In Hong Kong, the licensed compliant exchange OSL announced last year that it would pivot toward stablecoin payment and settlement infrastructure. This year, in January it completed the acquisition of Web3 payments provider Banxa, and in February it launched an enterprise-level dollar stablecoin, USDGO, which complies with U.S. federal regulation and can be distributed compliantly in Hong Kong;

Overall, Crypto and the payments-at-large industry’s attitude toward stablecoins has long shifted from “watching” to “positioning.”

That’s why projects like Bridge, BVNK, OSL/USDGO—and today, something like Tempo, which tries to build stablecoin network layers—suddenly seem so scarce. Their most valuable advantage is precisely their position: one end connects on-chain assets and wallets, and the other end connects merchants, enterprises, payment service providers, and the real-world clearing networks.

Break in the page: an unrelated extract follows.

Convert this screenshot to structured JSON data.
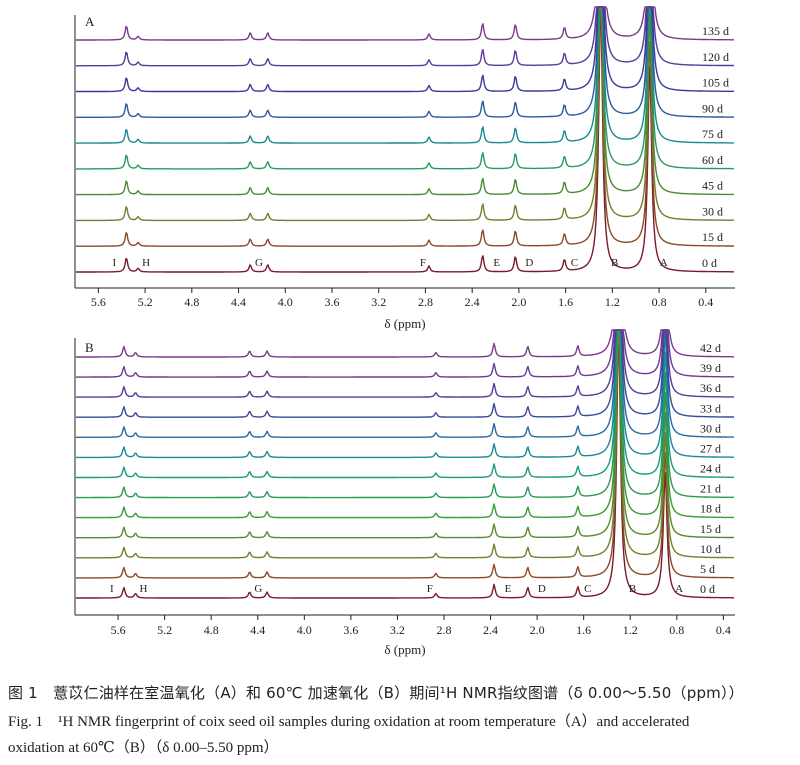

The industry has already moved past the initial phase of “who issues stablecoins” and entered the second half of “who can make stablecoins truly run.”

Written at the end

Stablecoin reaching a new high isn’t just a refresh of a size figure—it’s also like a watershed moment.

If in the past few years stablecoins addressed “how people make payments on-chain,” then next it must face the question: how to network, scale, and automate stablecoin influence.

When AI can autonomously call wallets, when payments are embedded into programs to run, and when stablecoins become the default settlement currency between global trade, stablecoin ceilings will no longer depend only on today’s market transaction volume, nor only on the speed at which it replaces existing cross-border payment volume. What it maps to might be a bigger new variable.

And that’s exactly why the next round of stablecoins that’s truly worth watching isn’t only whether the supply can keep setting new all-time highs—it’s whether it can further evolve into a “global settlement interface.”

And perhaps that is the real driver behind stablecoins breaking through this new plateau at the high end.